On devient philosophe parce qu’on se sent plus à l’aise avec soi qu’avec les autres…parce que les idées nous sont plus rassurantes que le réel…parce qu’on est plus passionné par la pensée que par la vie… Seraient-elles de mauvaises raisons pour devenir philosophe… mais elles nous paraissent normales et saines, car après tout, car avant tout, philosopher c’est penser la vie. Philosopher c’est apprendre à vivre.
S’il ne s’agissait que de penser, les mathématiques feraient aussi bien l’affaire. Ces histoires de triangle, de cosinus, de racines carrées, que m’importait ? Quoi de plus dérisoire qu’un théorème?…Les mathématiques s’est ennuyant…c’est ennuyeux…même quand il s’agit de la géométrie dans l’espace, pour moi, c’est tellement plat. Mais la vie ou la mort, mais l’angoisse ou la sérénité, cela me semblait des questions autrement sérieuses et passionnantes ! Si j’avais été un triangle, la géométrie aurait pu m’intéresser. Mais j’étais un jeune homme : seul ce qui touchait à l’humanité pouvait me passionner.
Je voulais retrouver le réel…je ne veux pas inventer des systèmes utopiques…ni suivre des idées figées et bien classées mais je voulais bien vivre et aider les autres à vivre. Parce que vivre est loin de vivoter.

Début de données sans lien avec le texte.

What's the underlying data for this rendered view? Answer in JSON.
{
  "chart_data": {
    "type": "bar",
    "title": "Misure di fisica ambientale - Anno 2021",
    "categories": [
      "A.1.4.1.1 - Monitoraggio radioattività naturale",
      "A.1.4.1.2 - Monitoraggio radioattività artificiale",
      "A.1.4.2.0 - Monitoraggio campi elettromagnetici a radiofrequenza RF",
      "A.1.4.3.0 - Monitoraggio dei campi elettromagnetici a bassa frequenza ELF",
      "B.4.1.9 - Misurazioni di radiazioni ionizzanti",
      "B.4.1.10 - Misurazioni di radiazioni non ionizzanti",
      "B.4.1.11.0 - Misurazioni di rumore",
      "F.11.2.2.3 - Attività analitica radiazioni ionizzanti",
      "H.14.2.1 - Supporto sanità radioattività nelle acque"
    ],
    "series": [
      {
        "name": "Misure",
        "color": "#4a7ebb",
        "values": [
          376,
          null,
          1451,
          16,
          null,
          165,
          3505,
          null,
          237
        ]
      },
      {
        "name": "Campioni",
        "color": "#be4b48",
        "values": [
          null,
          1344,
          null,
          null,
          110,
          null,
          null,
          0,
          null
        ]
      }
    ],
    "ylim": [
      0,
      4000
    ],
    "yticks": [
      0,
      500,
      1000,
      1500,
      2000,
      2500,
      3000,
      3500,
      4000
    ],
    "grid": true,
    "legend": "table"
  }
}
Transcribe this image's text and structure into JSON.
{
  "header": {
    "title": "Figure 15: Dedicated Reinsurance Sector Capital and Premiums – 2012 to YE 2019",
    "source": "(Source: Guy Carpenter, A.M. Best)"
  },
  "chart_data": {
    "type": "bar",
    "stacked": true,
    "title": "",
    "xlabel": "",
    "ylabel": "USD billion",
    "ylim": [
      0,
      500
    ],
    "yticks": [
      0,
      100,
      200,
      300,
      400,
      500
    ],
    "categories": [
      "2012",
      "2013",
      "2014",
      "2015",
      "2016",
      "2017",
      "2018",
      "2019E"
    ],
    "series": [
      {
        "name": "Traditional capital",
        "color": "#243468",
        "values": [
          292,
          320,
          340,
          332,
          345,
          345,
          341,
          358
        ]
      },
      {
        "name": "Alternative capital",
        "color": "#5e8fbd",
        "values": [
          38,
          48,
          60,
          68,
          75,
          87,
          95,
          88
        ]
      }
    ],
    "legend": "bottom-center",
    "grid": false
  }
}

Devenir philosophe ce n’est point retenir le programme de philosophie de la classe terminale…mais c’est oser penser les choses…c’est oser apprivoiser la vie…c’est oser comprendre l’homme. Et ceci pour mettre l’angoisse à distance, à force de l’affronter sans masque. La philosophie ne sert pas à se protéger de la vie, ce que nul ne peut ni ne doit, mais au contraire à vivre plus intensément, plus lucidement, plus librement…
Pourquoi devient-on philosophe ? Par goût et difficulté de vivre. Le goût s’est plutôt accru. La difficulté n’a pas disparu. Cela ne veut point dire que nous aurons philosophé en vain. Mais plutôt que la philosophie n’est qu’une dimension de l’existence humaine, toujours nécessaire, jamais suffisante. L’important n’est pas de devenir philosophe. L’important, c’est de penser mieux, pour vivre mieux. Le but est de caresser la sagesse : la vie la plus heureuse et la plus intelligente possible. Nul ne l’atteint tout à fait. C’est pourquoi nous avons tous besoin, toujours, de philosopher. Les idées sont des outils : elles ne valent qu’au service de la vie, et jamais à sa place.
Au fond la vie est plus intéressante que la philosophie, et c’est ce que la philosophie m’a appris de plus précieux.
Philosophons…Vivons…Osons…Creusons…pour remonter à la surface…pour construire ses ailes… pour créer le vent…et pour enfin se retrouver…s’accepter…aller vers l’autre pour revenir vers soi…
…je n’ai pas cherché la philosophie…elle m’a trouvé…elle m’a hanté dès mon plus jeune âge quand je voulais savoir où va la couleur blanche quand la neige fond…quand je voulais savoir pourquoi la vie se termine…quand je voulais savoir pourquoi et comment…puis je suis devenu GRAND, je l’ai chassé…car je suis devenu GRAND donc rationnel…donc j’accepte les théories et je marche dans des chantiers dessinés…mais quand j’ai accepté de croitre plus que de grandir…j’ai ouvert une fenêtre dans ma tête…l’air vivifiant est rentré et il a pu raviver cette petite flamme latente en moi…et depuis je brûle de ce feu…un feu philosophe…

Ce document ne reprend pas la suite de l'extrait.